Farming

| 3.4°C Dublin

Farmer anger over designation 'land grab' by State

Close

Colm O'Donnell, INHFA chairman at a previous protest outside Enda Kenny's constituency office in Castlebar, Co Mayo. Photo: Michael McLaughlin

Colm O'Donnell, INHFA chairman at a previous protest outside Enda Kenny's constituency office in Castlebar, Co Mayo. Photo: Michael McLaughlin

Colm O'Donnell, INHFA chairman at a previous protest outside Enda Kenny's constituency office in Castlebar, Co Mayo. Photo: Michael McLaughlin

SAC and SPA designations have been likened to a “land grab” by the State where farmers retain the deeds to property but have few real rights.

The INHFA claimed there was growing farmer anger regarding the level of restrictions being forced on land owners by designations.

“For many farmers these designations are seen as nothing more than a land-grab by the State on land that they may still have title to but nothing else,” said INHFA president, Colm O’Donnell.

The INHFA leader claimed the policy of designations meant the State was gradually exerting more influence over land use through increased regulation, but these designations were actually increasing costs and reducing the supports available to farmers.

“If these designated habitats, which accounts for 12pc of our national land base, are so important then we need to recognise this and reward the farmers for what has been delivered,” Mr O’Donnell claimed.

He added that failure to acknowledge the efforts of farmers will undermine the CAP objectives on addressing climate change and biodiversity loss.

Increased regulation and reduced income meant the current policy was penalising land-owners who had delivered for CAP, Mr O’Donnell said, while rewarding more intensive farmers who prioritised production ahead of nature habitats.

Meanwhile, the National Parks and Wildlife Service (NPWS) is investigating the poisoning of a hen harrier, Drumcondra, Co Meath.

Evidence gathered at the scene included meat baits which had been treated with a toxic substance.
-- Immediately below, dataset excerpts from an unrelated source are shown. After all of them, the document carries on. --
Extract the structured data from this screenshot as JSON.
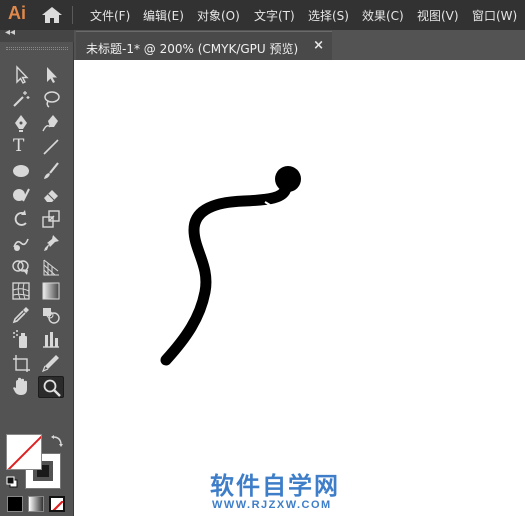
{
  "app": {
    "logo": "Ai"
  },
  "menu": [
    "文件(F)",
    "编辑(E)",
    "对象(O)",
    "文字(T)",
    "选择(S)",
    "效果(C)",
    "视图(V)",
    "窗口(W)"
  ],
  "tab": {
    "title": "未标题-1* @ 200% (CMYK/GPU 预览)",
    "close": "×"
  },
  "toolpanel": {
    "collapse": "◂◂",
    "type_tool": "T"
  },
  "colors": {
    "accent_logo": "#e0894a",
    "canvas": "#ffffff",
    "stroke": "#000000",
    "watermark": "#3e7ec9"
  },
  "watermark": {
    "main": "软件自学网",
    "sub": "WWW.RJZXW.COM"
  }
}
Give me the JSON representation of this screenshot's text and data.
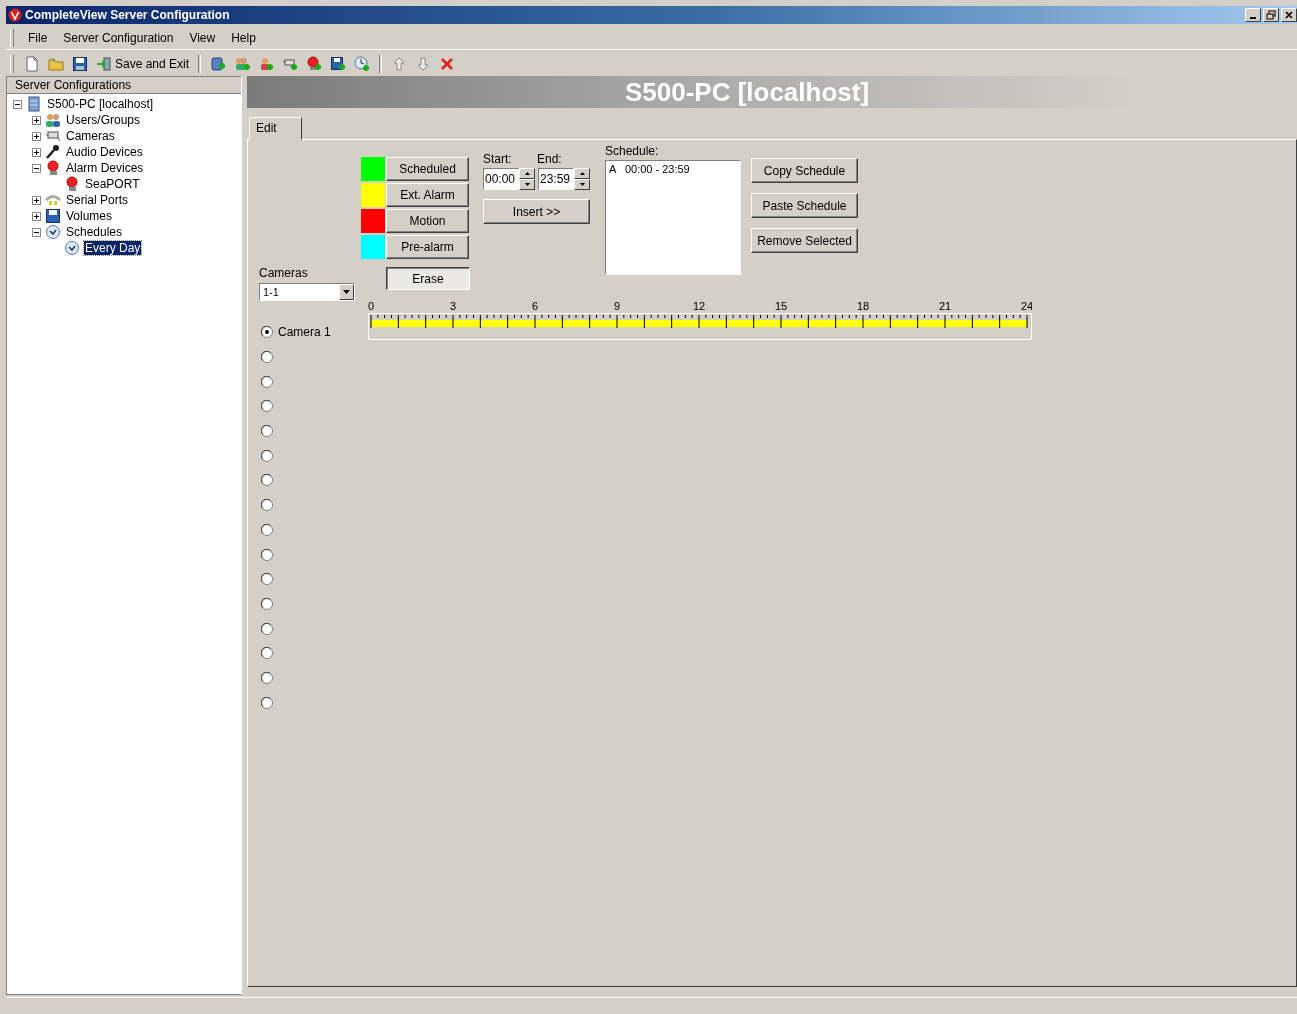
{
  "window": {
    "title": "CompleteView Server Configuration"
  },
  "menu": [
    "File",
    "Server Configuration",
    "View",
    "Help"
  ],
  "toolbar": {
    "save_exit_label": "Save and Exit"
  },
  "sidebar": {
    "title": "Server Configurations",
    "tree": [
      {
        "label": "S500-PC [localhost]",
        "expanded": true,
        "selected": false,
        "children": [
          {
            "label": "Users/Groups",
            "expanded": false,
            "selected": false
          },
          {
            "label": "Cameras",
            "expanded": false,
            "selected": false
          },
          {
            "label": "Audio Devices",
            "expanded": false,
            "selected": false
          },
          {
            "label": "Alarm Devices",
            "expanded": true,
            "selected": false,
            "children": [
              {
                "label": "SeaPORT",
                "selected": false
              }
            ]
          },
          {
            "label": "Serial Ports",
            "expanded": false,
            "selected": false
          },
          {
            "label": "Volumes",
            "expanded": false,
            "selected": false
          },
          {
            "label": "Schedules",
            "expanded": true,
            "selected": false,
            "children": [
              {
                "label": "Every Day",
                "selected": true
              }
            ]
          }
        ]
      }
    ]
  },
  "header": {
    "title": "S500-PC [localhost]"
  },
  "tabs": [
    {
      "label": "Edit",
      "selected": true
    }
  ],
  "brushes": [
    {
      "kind": "color",
      "label": "Scheduled",
      "color": "#00ff00",
      "selected": false
    },
    {
      "kind": "color",
      "label": "Ext. Alarm",
      "color": "#ffff00",
      "selected": false
    },
    {
      "kind": "color",
      "label": "Motion",
      "color": "#ff0000",
      "selected": false
    },
    {
      "kind": "color",
      "label": "Pre-alarm",
      "color": "#00ffff",
      "selected": false
    },
    {
      "kind": "erase",
      "label": "Erase",
      "selected": true
    }
  ],
  "time": {
    "start_label": "Start:",
    "start_value": "00:00",
    "end_label": "End:",
    "end_value": "23:59",
    "insert_button": "Insert >>"
  },
  "schedule": {
    "label": "Schedule:",
    "items": [
      {
        "text": "A   00:00 - 23:59",
        "selected": false
      }
    ]
  },
  "schedule_buttons": [
    "Copy Schedule",
    "Paste Schedule",
    "Remove Selected"
  ],
  "cameras": {
    "label": "Cameras",
    "value": "1-1",
    "items": [
      {
        "label": "Camera 1",
        "selected": true
      },
      {
        "selected": false
      },
      {
        "selected": false
      },
      {
        "selected": false
      },
      {
        "selected": false
      },
      {
        "selected": false
      },
      {
        "selected": false
      },
      {
        "selected": false
      },
      {
        "selected": false
      },
      {
        "selected": false
      },
      {
        "selected": false
      },
      {
        "selected": false
      },
      {
        "selected": false
      },
      {
        "selected": false
      },
      {
        "selected": false
      },
      {
        "selected": false
      }
    ]
  },
  "timeline": {
    "hour_labels": [
      "0",
      "3",
      "6",
      "9",
      "12",
      "15",
      "18",
      "21",
      "24"
    ],
    "level": 1
  }
}
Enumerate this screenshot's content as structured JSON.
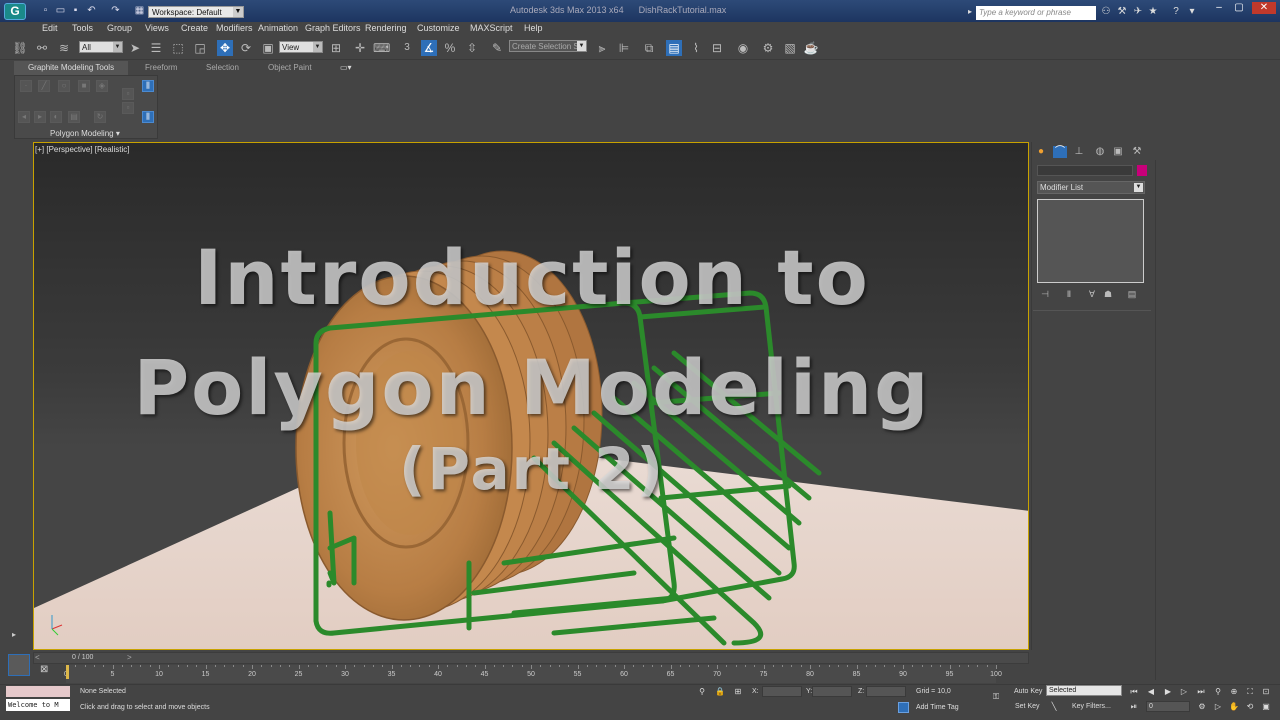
{
  "app": {
    "title": "Autodesk 3ds Max 2013 x64",
    "file": "DishRackTutorial.max",
    "logo_letter": "G",
    "workspace_label": "Workspace: Default",
    "search_placeholder": "Type a keyword or phrase"
  },
  "menu": [
    "Edit",
    "Tools",
    "Group",
    "Views",
    "Create",
    "Modifiers",
    "Animation",
    "Graph Editors",
    "Rendering",
    "Customize",
    "MAXScript",
    "Help"
  ],
  "toolbar": {
    "filter_value": "All",
    "refcoord_value": "View",
    "named_selection_placeholder": "Create Selection Se",
    "snap_label": "3"
  },
  "ribbon": {
    "tabs": [
      "Graphite Modeling Tools",
      "Freeform",
      "Selection",
      "Object Paint"
    ],
    "panel_label": "Polygon Modeling ▾"
  },
  "viewport": {
    "label": "[+] [Perspective] [Realistic]",
    "overlay_lines": [
      "Introduction to",
      "Polygon Modeling",
      "(Part 2)"
    ]
  },
  "command_panel": {
    "modifier_list": "Modifier List"
  },
  "timeline": {
    "frame_display": "0 / 100",
    "ticks": [
      0,
      5,
      10,
      15,
      20,
      25,
      30,
      35,
      40,
      45,
      50,
      55,
      60,
      65,
      70,
      75,
      80,
      85,
      90,
      95,
      100
    ]
  },
  "status": {
    "selection": "None Selected",
    "prompt": "Click and drag to select and move objects",
    "maxscript_text": "Welcome to M",
    "x_label": "X:",
    "y_label": "Y:",
    "z_label": "Z:",
    "grid": "Grid = 10,0",
    "add_time_tag": "Add Time Tag",
    "auto_key": "Auto Key",
    "set_key": "Set Key",
    "selected_value": "Selected",
    "key_filters": "Key Filters...",
    "frame_value": "0"
  },
  "colors": {
    "viewport_border": "#c8a200",
    "accent_blue": "#2e6fb8",
    "object_color": "#c8007a",
    "rack_green": "#2b8a2b",
    "plate_orange": "#c88a4e",
    "floor": "#e9d6cd"
  }
}
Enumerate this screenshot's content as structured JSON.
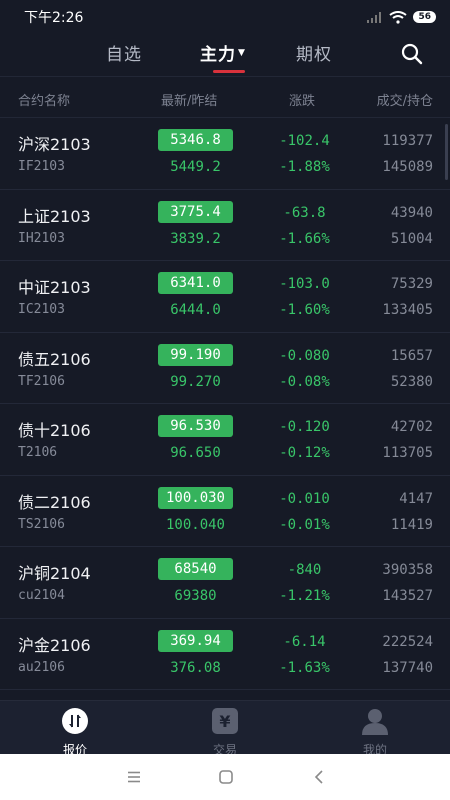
{
  "status": {
    "time": "下午2:26",
    "battery": "56"
  },
  "tabs": [
    {
      "label": "自选"
    },
    {
      "label": "主力"
    },
    {
      "label": "期权"
    }
  ],
  "columns": {
    "name": "合约名称",
    "price": "最新/昨结",
    "change": "涨跌",
    "volume": "成交/持仓"
  },
  "rows": [
    {
      "name": "沪深2103",
      "code": "IF2103",
      "price": "5346.8",
      "prev": "5449.2",
      "chg": "-102.4",
      "pct": "-1.88%",
      "vol": "119377",
      "oi": "145089"
    },
    {
      "name": "上证2103",
      "code": "IH2103",
      "price": "3775.4",
      "prev": "3839.2",
      "chg": "-63.8",
      "pct": "-1.66%",
      "vol": "43940",
      "oi": "51004"
    },
    {
      "name": "中证2103",
      "code": "IC2103",
      "price": "6341.0",
      "prev": "6444.0",
      "chg": "-103.0",
      "pct": "-1.60%",
      "vol": "75329",
      "oi": "133405"
    },
    {
      "name": "债五2106",
      "code": "TF2106",
      "price": "99.190",
      "prev": "99.270",
      "chg": "-0.080",
      "pct": "-0.08%",
      "vol": "15657",
      "oi": "52380"
    },
    {
      "name": "债十2106",
      "code": "T2106",
      "price": "96.530",
      "prev": "96.650",
      "chg": "-0.120",
      "pct": "-0.12%",
      "vol": "42702",
      "oi": "113705"
    },
    {
      "name": "债二2106",
      "code": "TS2106",
      "price": "100.030",
      "prev": "100.040",
      "chg": "-0.010",
      "pct": "-0.01%",
      "vol": "4147",
      "oi": "11419"
    },
    {
      "name": "沪铜2104",
      "code": "cu2104",
      "price": "68540",
      "prev": "69380",
      "chg": "-840",
      "pct": "-1.21%",
      "vol": "390358",
      "oi": "143527"
    },
    {
      "name": "沪金2106",
      "code": "au2106",
      "price": "369.94",
      "prev": "376.08",
      "chg": "-6.14",
      "pct": "-1.63%",
      "vol": "222524",
      "oi": "137740"
    }
  ],
  "bottom_nav": [
    {
      "label": "报价",
      "icon": "quote-icon"
    },
    {
      "label": "交易",
      "icon": "yen-icon"
    },
    {
      "label": "我的",
      "icon": "user-icon"
    }
  ],
  "colors": {
    "down": "#39c569",
    "down_chip": "#35b35c",
    "accent": "#d8323c",
    "bg": "#161a26"
  }
}
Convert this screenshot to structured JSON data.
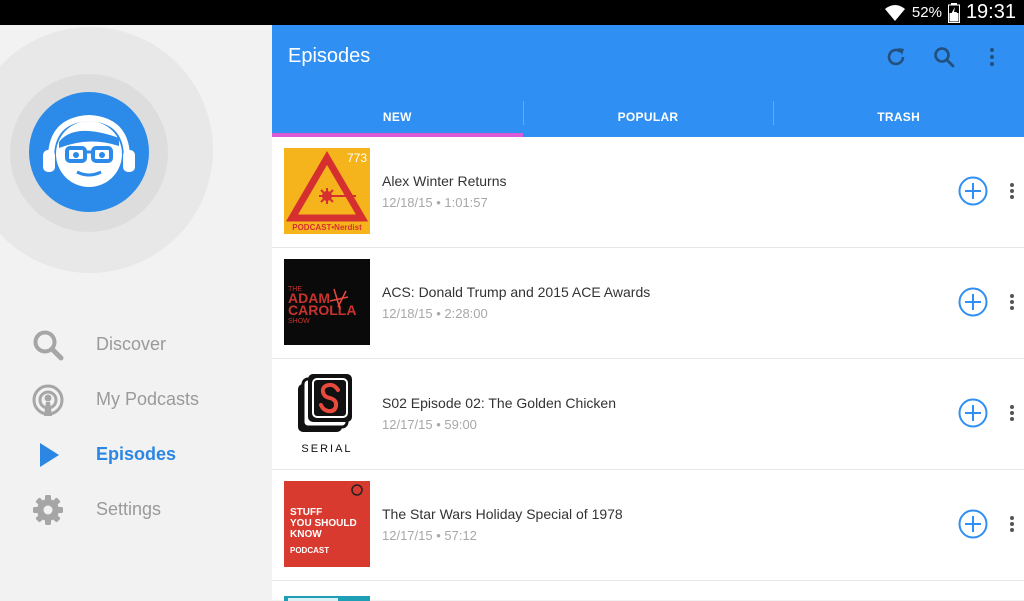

The NPWS believes that other fatalities may have occurred, and is concerned that further animals could be at risk, particularly around the area of Lough Bracken.

Some land-owners incorrectly believe that the presence of hen harriers in an area will result in their land being designated as a conservation area, thereby reducing its commercial value.

However, the NPWS pointed out that the poisoning of protected birds and other wildlife is illegal, and the service is appealing for information from the public regarding the incident in Co Meath.